Hi flak cannon.
I can give you an insight into ww2, I was nine when it started and I can still remember the last words on the radio of the Prime Minister when he said and I quote “And so we are at war with Nazi germany”. Then the sirens went and my mother, poor soul, carrying my six month old brother, was picking things up and putting them in a paper carrier and taking them out again and shouting VIC at the top of her voice. Dad came home and quitened her down. Nothing happened for a few weeks until the GHermans invaded the low countries. Holland, Belgium and France. Then there was the miracle of Dunkirk, the British army lived to fight on, but what with? they had left their equipment over there! We also had rationing to contend with, we were hungry, but by God we were fit! As an eleven year old, I wasn’t frightened, I was very keen on knowing what was going on. We lived near the docks at Grimsby, on the River Humber and were often a target instead of the docks! Then in December 1941, the Japs started on America and that was actually the turning point of the war. Once the Americans got their act together, things changed. The Eighth Army in North Africa had been pushed back to El Alamein on the border of Egypt. !942/3 was tyhe turning point of the war. We counter attacked at Alamein and started to push the Germans back. The Americans had the Battle of Midway and their turning point and the Russians had the Germans surrounded at Stallingrad. One interesting item concerns my home town of Grimsby, fir some reason it was chosen by the Germans as a target for their terror weapon, the Butterfly Bomb. This weapon was about the size of an 8oz condensed milk tin, they were carried in containers and when dropped the containers sprung open scattering the bombs over a wide area. The bomblets would spring open and start to rotate in the slip stream unscrewing the fuse. Totally unscrewed it became contact bomb, but, if the screwed rod remained in the bomb, depending on how far it had unscrewed was the sensitivity of the weapon. Children were the biggest casualties. While all
this was going on, the Royal Air Force were mounting their thousand bomber raids on German industry. In 1943, an RAF squadron, 617, was formed with the intention of bombing the Rhur dams, they destroyed the Monhe and the Eder, which was estimated to have shortened the war by six months.
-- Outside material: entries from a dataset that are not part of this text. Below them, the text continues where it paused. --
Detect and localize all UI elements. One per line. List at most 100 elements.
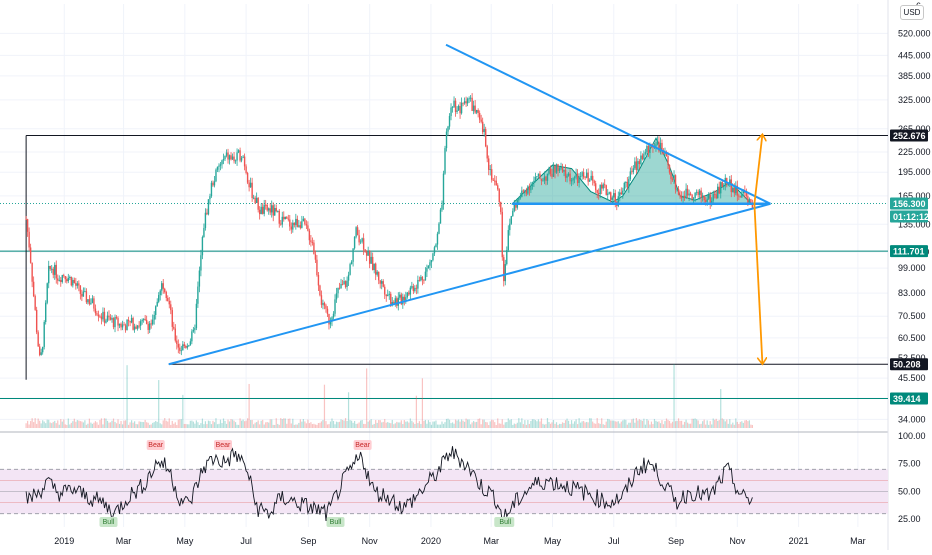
candle-body[interactable] [607,193,609,195]
candle-body[interactable] [120,323,122,328]
candle-body[interactable] [546,173,549,181]
candle-body[interactable] [382,281,384,287]
candle-body[interactable] [364,249,366,252]
candle-body[interactable] [503,257,505,282]
candle-body[interactable] [161,283,163,291]
candle-body[interactable] [25,219,27,220]
candle-body[interactable] [733,187,736,194]
candle-body[interactable] [402,296,404,305]
candle-body[interactable] [114,317,116,328]
candle-body[interactable] [480,119,482,122]
candle-body[interactable] [314,254,317,260]
candle-body[interactable] [709,194,711,204]
candle-body[interactable] [58,279,60,281]
candle-body[interactable] [588,180,591,182]
candle-body[interactable] [658,141,660,152]
candle-body[interactable] [142,318,145,320]
candle-body[interactable] [90,302,92,304]
candle-body[interactable] [275,207,277,212]
candle-body[interactable] [673,175,675,180]
candle-body[interactable] [280,223,282,225]
candle-body[interactable] [191,331,193,342]
candle-body[interactable] [530,186,532,191]
candle-body[interactable] [567,173,570,176]
candle-body[interactable] [750,199,752,204]
candle-body[interactable] [45,302,47,323]
candle-body[interactable] [504,264,506,282]
candle-body[interactable] [126,319,128,331]
candle-body[interactable] [576,173,579,183]
candle-body[interactable] [304,218,306,225]
candle-body[interactable] [185,345,187,348]
candle-body[interactable] [158,295,160,302]
candle-body[interactable] [421,276,424,280]
candle-body[interactable] [706,198,708,202]
downside-target-arrow[interactable] [753,203,762,364]
candle-body[interactable] [613,193,615,198]
candle-body[interactable] [222,159,225,161]
candle-body[interactable] [60,279,62,282]
candle-body[interactable] [343,281,345,285]
candle-body[interactable] [66,279,68,282]
candle-body[interactable] [358,235,360,243]
candle-body[interactable] [460,102,463,114]
candle-body[interactable] [723,184,725,187]
candle-body[interactable] [329,321,332,325]
candle-body[interactable] [132,318,134,330]
candle-body[interactable] [555,164,558,173]
candle-body[interactable] [444,148,446,174]
candle-body[interactable] [55,264,57,279]
candle-body[interactable] [195,303,198,329]
candle-body[interactable] [604,184,606,186]
candle-body[interactable] [278,210,280,224]
candle-body[interactable] [411,286,413,288]
candle-body[interactable] [408,292,410,295]
candle-body[interactable] [388,293,390,295]
candle-body[interactable] [258,209,261,215]
candle-body[interactable] [332,313,335,318]
candle-body[interactable] [210,182,213,197]
candle-body[interactable] [406,292,409,298]
candle-body[interactable] [463,101,466,104]
candle-body[interactable] [322,302,324,305]
candle-body[interactable] [573,177,576,179]
candle-body[interactable] [38,346,41,355]
candle-body[interactable] [533,180,535,183]
candle-body[interactable] [623,182,626,191]
candle-body[interactable] [387,294,389,297]
candle-body[interactable] [203,227,205,238]
candle-body[interactable] [625,181,627,183]
candle-body[interactable] [139,321,142,326]
candle-body[interactable] [29,247,32,263]
candle-body[interactable] [641,155,644,160]
candle-body[interactable] [308,230,311,241]
candle-body[interactable] [239,150,241,161]
candle-body[interactable] [436,233,439,245]
candle-body[interactable] [93,298,95,309]
rsi-line[interactable] [25,446,753,525]
candle-body[interactable] [264,204,267,206]
candle-body[interactable] [677,188,680,195]
candle-body[interactable] [489,169,491,170]
candle-body[interactable] [230,155,232,160]
candle-body[interactable] [331,317,333,322]
candle-body[interactable] [426,268,428,272]
candle-body[interactable] [566,175,568,178]
candle-body[interactable] [325,305,327,309]
candle-body[interactable] [720,182,722,194]
candle-body[interactable] [170,304,172,311]
candle-body[interactable] [236,152,238,161]
candle-body[interactable] [471,97,473,111]
candle-body[interactable] [700,190,702,198]
candle-body[interactable] [591,175,594,181]
candle-body[interactable] [454,100,457,112]
candle-body[interactable] [361,238,363,242]
candle-body[interactable] [585,172,588,178]
candle-body[interactable] [682,195,684,198]
candle-body[interactable] [640,155,642,165]
candle-body[interactable] [686,188,689,196]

In June 1044, came D Day, troops were landed in Normandy and a year later. the war in Europe was over. hen in August 1945, Japan surrenderd.
This can’t be a day to day summary of the war. It is the memory of a boy, who was nine years old when it started and fourteen when it was all over.
It didn’t wait for me! I, like most boys wanted to be in it. However I did National Service in the Royal Artillery and six months after demob, I signed on with the Royal Air Force, became an electrical fitter and joined 617 Squadron, worked on Avro Lincolns, which was the Lancasters big brother and then we had the Canberra, which we took to Malaya for six months dropping thousand pounders on the terrorists. I was with Air cadets for thirty years and still in aviation, work at the local aviation museum on saturdays. Not bad for 79!! I also help my wife breeding miniature poodles.